Aujourd’hui que les fortunes foncières sont les plus sûres et les plus recherchées, que le nouvel ordre de choses permet aux riches propriétaires de passer plus de temps à la campagne, et leur en fait souvent un devoir, à cause de l’ordre et de l’économie qu’un propriétaire sage et simplement foncier doit admettre dans ses dépenses et dans l’administration de ses biens, ils n’auront plus de répugnance à habiter la campagne, au moins pendant la belle saison, et à s’y faire des occupations utiles et agréables.

Parmi toutes ces occupations, c’est celle de l’agriculture qui offre le plus de jouissances réelles à un propriétaire sage et intelligent.

Nous ne conseillerons cependant pas aux propriétaires de se mettre à la tête d’une grande exploitation rurale, ou, pour nous servir de l’expression usitée, de faire valoir par eux-mêmes, s’ils n’ont point été élevés, dans la profession de cultivateur.
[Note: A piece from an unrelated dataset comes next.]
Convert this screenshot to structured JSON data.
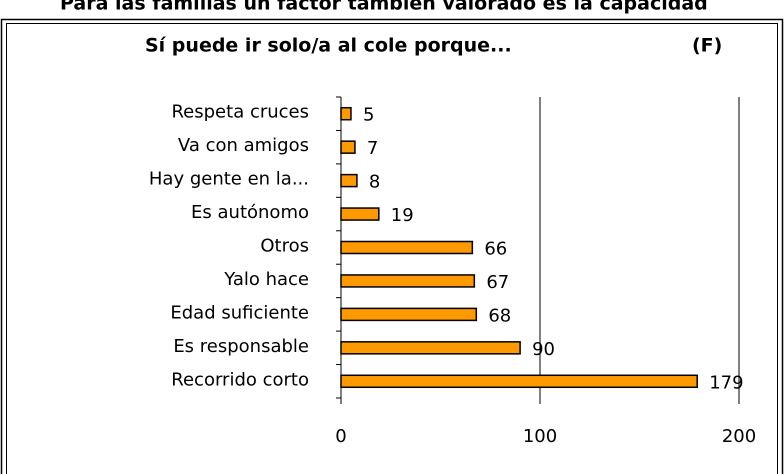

Au laboureur la charrue, dit le proverbe : et si celui qui est fils de maître a besoin de toutes ses facultés morales et physiques pour bien conduire une grande exploitation, pour en prévoir tous les travaux, pour les ordonner a temps, pour en surveiller la bonne exécution, pour bien choisir les bestiaux nécessaires à son exploitation, pour ne pas les payer plus qu’ils ne valent, pour acheter et vendre dans les momens les plus avantageux, etc., on sent combien un propriétaire qui ne seroit point accoutumé à une vie aussi active, et qui ne réuniroit point toutes les connoissances diverses qui constituent un fermier intelligent, ou qui, pour suppléer à l’activité et aux connoissances qui lui manquent, seroit obligé de s’en rapporter à un gérant, aura de désavantage sur le fermier dans son exploitation.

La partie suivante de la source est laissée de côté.